Mowbray hero Ricky Ponting wins more award plaudits with Cricket Australia Hall of Fame induction

PRIDE: Ricky Ponting stands in front of his Australian Hall of Fame image during the formal induction at the MCG on Monday. Picture: Cricket Australia.
PRIDE: Ricky Ponting stands in front of his Australian Hall of Fame image during the formal induction at the MCG on Monday. Picture: Cricket Australia.

Ricky Ponting’s legendary status in the game has been elevated even further at the latest induction on Monday night into the Australian Cricket Hall of Fame.

Mowbray’s favourite son was one of three past cricketers honoured at the Allan Border Medal presentation.

Norman O’Neill, the Test allrounder of the 1960s, and Karen Rolton, who captained Australia at the turn of the century, also joined Ponting. 

“Nights like this to sort of reinvigorate as you very rarely get the chance to sit back and think about what you’ve done,” Ponting said during the induction ceremony. 

“As you know as players, from series to series, you don’t have a chance to reflect ever. You just finish one game or one series and you move on to the next one, and you try and make yourself better.

“It was an amazing journey that began in the backyard of the northern suburbs of Launceston and it ended in Perth where I made my [Test] debut. It was 21 fantastic years of lots of great memories and lots of great people.”

The Launceston retired great’s latest award comes barely months after being inducted into the Tasmanian Sporting Hall of Fame that he said was “as good as it gets”.

Ponting is one of 49 former players named in cricket’s top echelon starting since 1996 with 10 inductees, including Sir Don Bradman, Dennis Lillee and Keith Miller.

Ex-Launceston club and Tasmanian champion David Boon, who retired from the international game in 1995,  entered the ranks last year.

Ponting took great pride on Monday night to tell hundreds of the cricket fraternity about his roots in the game starting out of the family’s humble Mowbray backyard.

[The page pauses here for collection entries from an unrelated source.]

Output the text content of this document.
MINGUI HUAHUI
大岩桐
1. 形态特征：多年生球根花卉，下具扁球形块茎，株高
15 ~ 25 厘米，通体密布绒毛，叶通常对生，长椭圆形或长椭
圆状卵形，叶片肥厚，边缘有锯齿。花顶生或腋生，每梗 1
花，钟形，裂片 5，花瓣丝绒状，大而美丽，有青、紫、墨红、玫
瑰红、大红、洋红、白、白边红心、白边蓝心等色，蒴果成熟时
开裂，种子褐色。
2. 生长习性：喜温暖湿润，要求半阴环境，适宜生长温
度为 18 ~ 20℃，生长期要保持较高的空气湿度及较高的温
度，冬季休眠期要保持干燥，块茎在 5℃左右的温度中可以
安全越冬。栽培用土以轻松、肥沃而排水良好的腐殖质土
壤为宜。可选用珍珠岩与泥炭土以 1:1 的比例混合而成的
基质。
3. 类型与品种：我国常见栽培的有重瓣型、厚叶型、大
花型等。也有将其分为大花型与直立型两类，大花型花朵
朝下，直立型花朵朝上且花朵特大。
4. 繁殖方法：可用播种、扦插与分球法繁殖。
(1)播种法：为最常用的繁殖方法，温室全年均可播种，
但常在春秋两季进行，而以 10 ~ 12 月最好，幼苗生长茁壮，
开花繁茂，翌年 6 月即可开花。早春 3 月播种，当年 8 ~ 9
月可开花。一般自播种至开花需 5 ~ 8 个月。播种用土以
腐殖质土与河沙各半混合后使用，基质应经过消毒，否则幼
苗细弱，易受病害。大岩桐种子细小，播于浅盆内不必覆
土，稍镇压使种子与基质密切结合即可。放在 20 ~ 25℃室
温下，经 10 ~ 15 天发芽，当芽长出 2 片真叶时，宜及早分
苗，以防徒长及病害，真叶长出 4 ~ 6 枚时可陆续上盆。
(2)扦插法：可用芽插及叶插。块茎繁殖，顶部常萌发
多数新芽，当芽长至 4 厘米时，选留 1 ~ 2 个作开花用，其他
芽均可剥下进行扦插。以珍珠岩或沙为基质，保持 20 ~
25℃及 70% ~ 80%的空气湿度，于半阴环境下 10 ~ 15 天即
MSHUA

“My brother bowled a hell of a lot in the backyard – it wasn’t long after that he decided cricket wasn’t the game for him because he didn’t get a bat,” Ponting laughed.

“Like anyone else, I was a boy with a bat who had big dreams and those dreams weren’t all about playing for Australia. They were little things along the way.

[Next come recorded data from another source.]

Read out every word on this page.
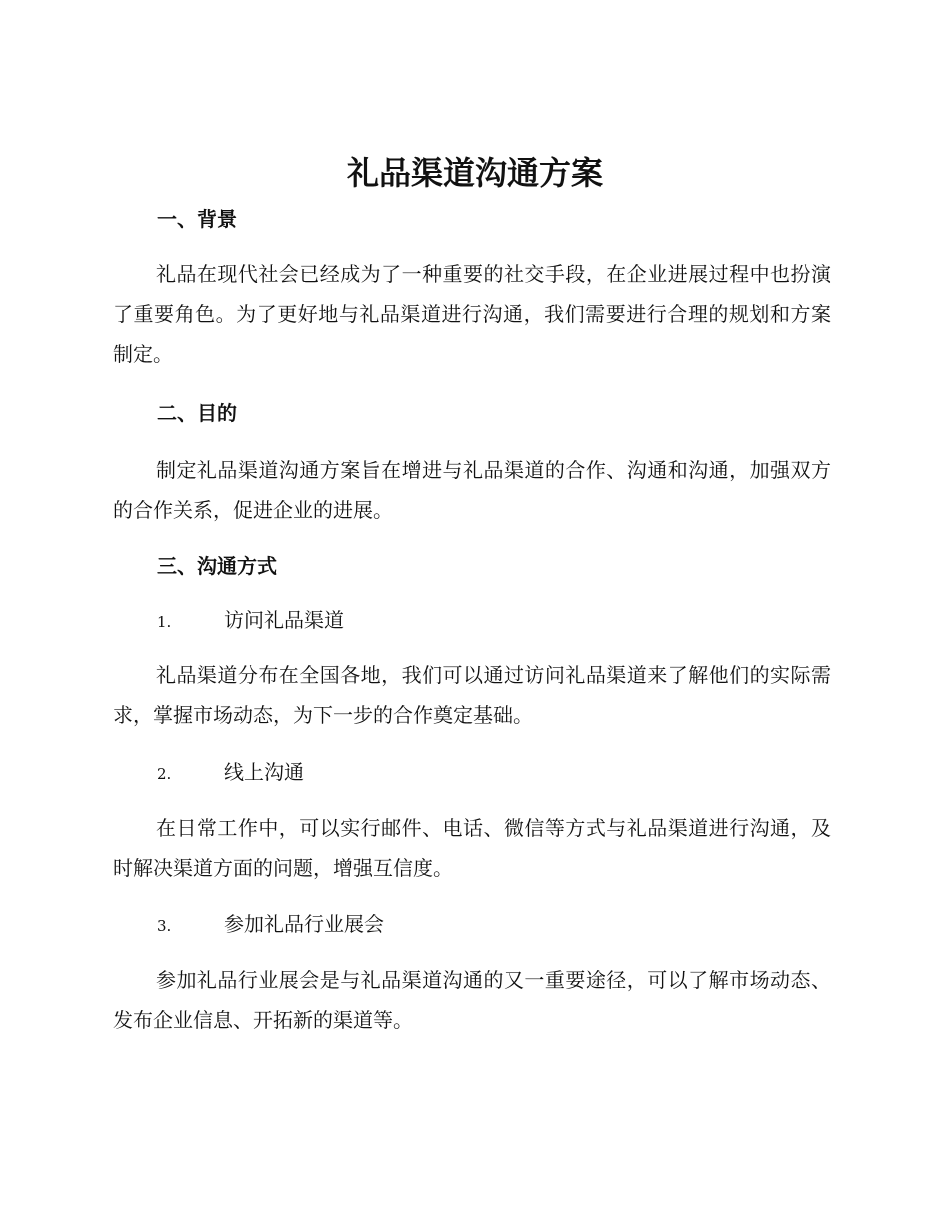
礼品渠道沟通方案
一、背景

礼品在现代社会已经成为了一种重要的社交手段，在企业进展过程中也扮演了重要角色。为了更好地与礼品渠道进行沟通，我们需要进行合理的规划和方案制定。

二、目的

制定礼品渠道沟通方案旨在增进与礼品渠道的合作、沟通和沟通，加强双方的合作关系，促进企业的进展。

三、沟通方式
1.	访问礼品渠道

礼品渠道分布在全国各地，我们可以通过访问礼品渠道来了解他们的实际需求，掌握市场动态，为下一步的合作奠定基础。

2.	线上沟通

在日常工作中，可以实行邮件、电话、微信等方式与礼品渠道进行沟通，及时解决渠道方面的问题，增强互信度。

3.	参加礼品行业展会

参加礼品行业展会是与礼品渠道沟通的又一重要途径，可以了解市场动态、发布企业信息、开拓新的渠道等。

“I wanted to play for my home club team. I idolised everyone of those A-grade players of my Mowbray Cricket Club when I was eight, nine, 10 years of age.

“I used to jump on my BMX bike on Saturday morning, read in the paper where they were playing that day and ride to the venue.

“I’d be there before the players turned up. I’d be waiting at the changerooms’ door and the door would open, and I’d go and find my spot in the dressing room.

“Troy Cooley, who is the Australian team bowling coach now, will testify to that – I was the first one there and the last one to leave.”

By the end of his international career, Ponting was the most capped Australian Test and ODI player, and had served as captain for a record 324 matches across all formats of the game over a 17-year international career.

Ponting made his first appearance for Australia in the 1995, aged just 20.

He would eventually take over the Australian one-day captaincy in 2002 and the Test job just two years later from the retiring Steve Waugh.

The stint in the role had included leading his country to back-to-back World Cup titles in 2003 and 2007.

Ponting was also the first cricketer in the world to be involved in 100 Test victories.

The prolific runscorer took out the Allan Border Medal in 2004, 2006, 2007 and 2009.

Ponting’s contribution to cricket has continued post-retirement that has included serving as the current Australian assistant coach of the Twenty20 side and is tipped to replace the retiring Darren Lehmann in the job.